When a doctor negligently fails to properly diagnose an individual’s symptoms, it can have serious or even fatal consequences for a patient. It can also have a major impact on the family of the patient. One of the roles of medical malpractice claims is to provide negligence victims and their families with relief to help mitigate these negative impacts. This can be seen in a recent case from Montana.
The case involved a 42-year-old man who received care from a clinic in Billings, Montana. The man had gone to the clinic because of chest pains and he was seen by an internal medicine physician.
The man’s family claimed that the physician misdiagnosed these chest pains as being caused by a torn muscle, rather than by a known heart valve condition that the man suffered from. Also, the doctor was accused of failing to properly monitor the patient’s condition and failing to refer the man to a specialist.

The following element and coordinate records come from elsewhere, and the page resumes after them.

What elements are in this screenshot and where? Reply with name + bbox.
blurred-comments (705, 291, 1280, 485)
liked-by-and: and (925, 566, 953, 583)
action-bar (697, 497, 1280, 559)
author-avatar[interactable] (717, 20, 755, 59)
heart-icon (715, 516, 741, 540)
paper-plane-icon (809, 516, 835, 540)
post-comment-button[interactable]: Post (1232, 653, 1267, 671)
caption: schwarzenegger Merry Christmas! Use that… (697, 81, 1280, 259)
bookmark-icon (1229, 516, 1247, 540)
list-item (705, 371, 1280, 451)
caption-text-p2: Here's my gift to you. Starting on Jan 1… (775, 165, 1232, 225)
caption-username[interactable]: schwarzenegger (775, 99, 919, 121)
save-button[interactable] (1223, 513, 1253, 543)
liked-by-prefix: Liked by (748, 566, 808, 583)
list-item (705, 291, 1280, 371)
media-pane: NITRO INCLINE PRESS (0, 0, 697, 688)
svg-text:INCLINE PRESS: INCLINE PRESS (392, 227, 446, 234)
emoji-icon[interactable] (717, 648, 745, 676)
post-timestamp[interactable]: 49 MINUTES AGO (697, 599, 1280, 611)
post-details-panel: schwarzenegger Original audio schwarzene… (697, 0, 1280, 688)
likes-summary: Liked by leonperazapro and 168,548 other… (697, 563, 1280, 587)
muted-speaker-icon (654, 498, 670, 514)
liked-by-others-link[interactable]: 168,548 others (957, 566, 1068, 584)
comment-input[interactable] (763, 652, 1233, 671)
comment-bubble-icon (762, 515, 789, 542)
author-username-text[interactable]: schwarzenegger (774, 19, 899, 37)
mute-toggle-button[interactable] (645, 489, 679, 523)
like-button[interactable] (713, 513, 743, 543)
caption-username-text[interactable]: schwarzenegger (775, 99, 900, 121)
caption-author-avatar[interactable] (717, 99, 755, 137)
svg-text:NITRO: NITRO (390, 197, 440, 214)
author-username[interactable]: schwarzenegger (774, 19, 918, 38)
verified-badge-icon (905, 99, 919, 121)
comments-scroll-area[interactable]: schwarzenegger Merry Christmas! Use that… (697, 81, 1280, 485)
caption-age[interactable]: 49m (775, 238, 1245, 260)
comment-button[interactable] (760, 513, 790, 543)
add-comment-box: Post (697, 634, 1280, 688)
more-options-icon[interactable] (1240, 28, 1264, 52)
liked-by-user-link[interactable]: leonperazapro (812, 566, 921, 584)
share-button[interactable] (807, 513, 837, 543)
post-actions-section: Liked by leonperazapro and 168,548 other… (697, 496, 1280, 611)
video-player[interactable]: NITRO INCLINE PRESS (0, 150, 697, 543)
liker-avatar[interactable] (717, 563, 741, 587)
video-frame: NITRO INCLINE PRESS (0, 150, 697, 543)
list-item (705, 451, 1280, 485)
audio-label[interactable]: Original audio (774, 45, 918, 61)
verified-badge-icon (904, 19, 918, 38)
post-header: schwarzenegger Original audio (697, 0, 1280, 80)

The man died a year later, on October 5, 2005. The man’s family claimed that he died because he had not received a replacement valve to combat his condition. They claimed that it was the internal medicine physician’s above-mentioned misdiagnosis and negligence which caused this to happen.
The man left behind a wife and four kids. The family sued the physician and the clinic for negligence in connection to the man’s death. Last Friday, the trial connected to this lawsuit ended with a jury verdict in favor of the deceased man’s family. As part of this verdict, the defendants were told to pay a large sum of money to the family as compensation for lost wages and other expenses.
This case demonstrates how harmful medical negligence can be to a family. In this case, the alleged negligence resulted in a wife losing her husband and four kids losing their father. One hopes that the family’s successful medical malpractice claim will help them deal with the major financial burdens that can come with this kind of loss.